Dukung Ketahanan Pangan, Indonesia Butuh Tambahan Fasilitas Iradiasi

Redaktur: Muhsin Efri Yanto

Plt. Deputi Pendayagunaan Teknologi Nuklir BATAN Hendig Winarno saat dihubungi, Jumat (17/7/2020) - Foto Ranny Supusepa

JAKARTA — Badan Tenaga Nuklir Nasional (BATAN) terus berupaya untuk memberikan manfaat dari pengembangan teknologi nuklir, salah satunya dalam bidang pangan. Tapi saat ini ketersediaan pelayanan untuk iradiasi pangan dinilai masih sangat kurang. Untuk mengembangkannya, membutuhkan peran aktif dari pemerintah daerah, badan usaha dan pihak swasta.

Pelaksana Tugas Deputi Pendayagunaan Teknologi Nuklir BATAN, Hendig Winarno menyatakan, iradiasi merupakan salah satu alternatif untuk memperpanjang umur simpan dan menurunkan cemaran mikroba pada suatu bahan, baik pangan, bahan baku maupun bahan herbal.

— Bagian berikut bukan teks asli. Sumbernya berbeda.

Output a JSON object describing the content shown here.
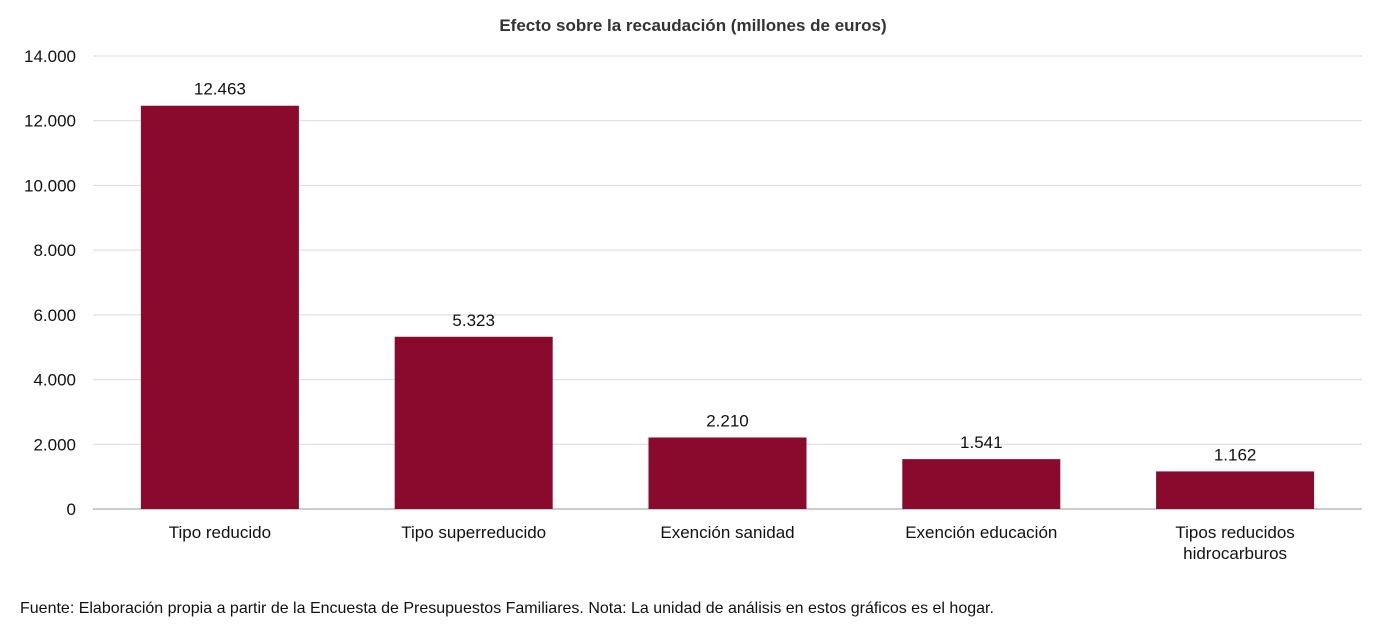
{
  "chart_data": {
    "type": "bar",
    "title": "Efecto sobre la recaudación (millones de euros)",
    "categories": [
      "Tipo reducido",
      "Tipo superreducido",
      "Exención sanidad",
      "Exención educación",
      "Tipos reducidos hidrocarburos"
    ],
    "values": [
      12463,
      5323,
      2210,
      1541,
      1162
    ],
    "data_labels": [
      "12.463",
      "5.323",
      "2.210",
      "1.541",
      "1.162"
    ],
    "ylim": [
      0,
      14000
    ],
    "yticks": [
      0,
      2000,
      4000,
      6000,
      8000,
      10000,
      12000,
      14000
    ],
    "ytick_labels": [
      "0",
      "2.000",
      "4.000",
      "6.000",
      "8.000",
      "10.000",
      "12.000",
      "14.000"
    ],
    "xlabel": "",
    "ylabel": "",
    "grid": true,
    "legend": "none",
    "bar_color": "#8a0a2e"
  },
  "source_note": "Fuente: Elaboración propia a partir de la Encuesta de Presupuestos Familiares. Nota: La unidad de análisis en estos gráficos es el hogar."
}
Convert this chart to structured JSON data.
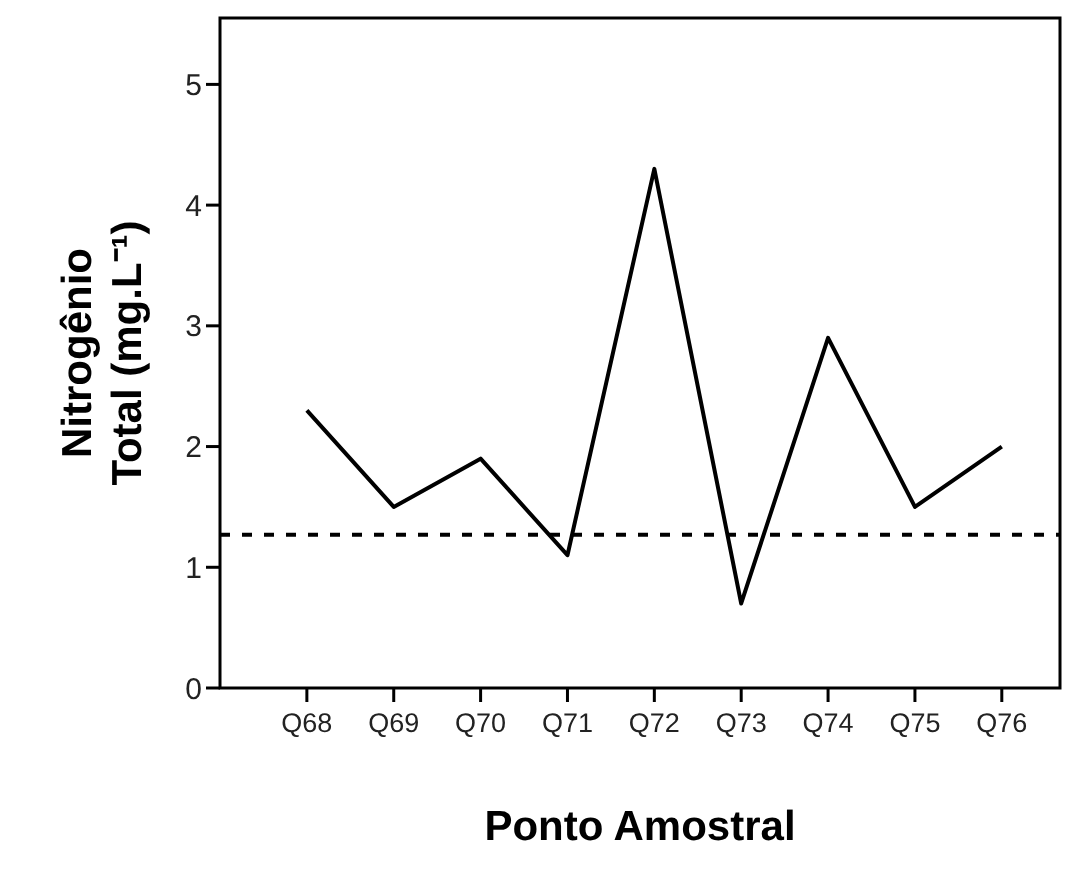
{
  "chart_data": {
    "type": "line",
    "xlabel": "Ponto Amostral",
    "ylabel": "Nitrogênio\nTotal (mg.L⁻¹)",
    "categories": [
      "Q68",
      "Q69",
      "Q70",
      "Q71",
      "Q72",
      "Q73",
      "Q74",
      "Q75",
      "Q76"
    ],
    "series": [
      {
        "color": "#000000",
        "values": [
          2.3,
          1.5,
          1.9,
          1.1,
          4.3,
          0.7,
          2.9,
          1.5,
          2.0
        ]
      }
    ],
    "ylim": [
      0,
      5.55
    ],
    "yticks": [
      0,
      1,
      2,
      3,
      4,
      5
    ],
    "grid": false,
    "marker": "none",
    "line_style": "solid",
    "ref_lines": [
      {
        "axis": "y",
        "value": 1.27,
        "color": "#000000",
        "line_style": "dashed"
      }
    ]
  }
}
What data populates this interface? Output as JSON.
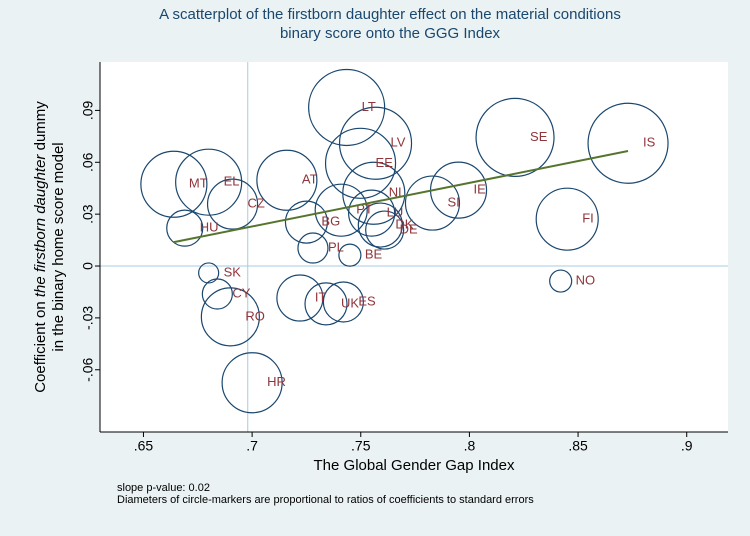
{
  "chart_data": {
    "type": "scatter",
    "title": [
      "A scatterplot of the firstborn daughter effect on the material conditions",
      "binary score onto the GGG Index"
    ],
    "xlabel": "The Global Gender Gap Index",
    "ylabel": [
      [
        "Coefficient on ",
        "the firstborn daughter",
        " dummy"
      ],
      "in the binary home score model"
    ],
    "notes": [
      "slope p-value: 0.02",
      "Diameters of circle-markers are proportional to ratios of coefficients to standard errors"
    ],
    "xlim": [
      0.63,
      0.919
    ],
    "ylim": [
      -0.096,
      0.118
    ],
    "xticks": [
      {
        "value": 0.65,
        "label": ".65"
      },
      {
        "value": 0.7,
        "label": ".7"
      },
      {
        "value": 0.75,
        "label": ".75"
      },
      {
        "value": 0.8,
        "label": ".8"
      },
      {
        "value": 0.85,
        "label": ".85"
      },
      {
        "value": 0.9,
        "label": ".9"
      }
    ],
    "yticks": [
      {
        "value": -0.06,
        "label": "-.06"
      },
      {
        "value": -0.03,
        "label": "-.03"
      },
      0,
      {
        "value": 0.03,
        "label": ".03"
      },
      {
        "value": 0.06,
        "label": ".06"
      },
      {
        "value": 0.09,
        "label": ".09"
      }
    ],
    "xref": 0.698,
    "yref": 0,
    "marker_color": "#1a476f",
    "label_color": "#90353b",
    "ref_color": "#a6cbe0",
    "points": {
      "labels": [
        "LT",
        "LV",
        "EE",
        "SE",
        "IS",
        "IE",
        "SI",
        "NL",
        "AT",
        "MT",
        "EL",
        "CZ",
        "HU",
        "BG",
        "PT",
        "LU",
        "DK",
        "DE",
        "PL",
        "BE",
        "FI",
        "NO",
        "SK",
        "CY",
        "RO",
        "IT",
        "UK",
        "ES",
        "HR"
      ],
      "x": [
        0.7435,
        0.7568,
        0.7499,
        0.821,
        0.873,
        0.795,
        0.783,
        0.756,
        0.716,
        0.664,
        0.68,
        0.691,
        0.669,
        0.725,
        0.741,
        0.755,
        0.759,
        0.761,
        0.728,
        0.745,
        0.845,
        0.842,
        0.68,
        0.684,
        0.69,
        0.722,
        0.734,
        0.742,
        0.7
      ],
      "y": [
        0.0917,
        0.071,
        0.0594,
        0.0744,
        0.071,
        0.0439,
        0.0364,
        0.0421,
        0.0496,
        0.0473,
        0.0485,
        0.0358,
        0.0219,
        0.0254,
        0.0323,
        0.0306,
        0.0237,
        0.0208,
        0.0104,
        0.0063,
        0.0271,
        -0.0087,
        -0.004,
        -0.0162,
        -0.0294,
        -0.0185,
        -0.0219,
        -0.0208,
        -0.0675
      ],
      "sizes": [
        3.8,
        3.6,
        3.5,
        3.9,
        4.0,
        2.8,
        2.7,
        3.1,
        3.0,
        3.3,
        3.3,
        2.5,
        1.8,
        2.1,
        2.6,
        2.3,
        2.2,
        1.9,
        1.5,
        1.1,
        3.1,
        1.1,
        1.0,
        1.5,
        2.9,
        2.3,
        2.1,
        2.0,
        3.0
      ]
    },
    "fit_line": {
      "color": "#55752f",
      "x": [
        0.664,
        0.873
      ],
      "y": [
        0.0138,
        0.0665
      ]
    }
  }
}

“Fasilitas iradiator yang dimiliki oleh BATAN menggunakan sinar gamma dari Cobalt 60 atau Cesium 137 untuk meradiasi sifat fisik, kimia maupun biologi, dengan tujuan meningkatkan mutu, nilai, kegunaan dari suatu bahan pangan,” kata Hendig saat dihubungi, Jumat (17/7/2020).

Ia memaparkan bahwa dengan posisi Indonesia yang berada di daerah tropis, maka potensi untuk mengalami kerusakan bisa mencapai 60-70 persen.

“Karena itu, dibutuhkan sterilisasi dan pengawetan yang memanfaatkan sinar gamma untuk dapat mencapai pengolahan paska panen maksimal,” urainya.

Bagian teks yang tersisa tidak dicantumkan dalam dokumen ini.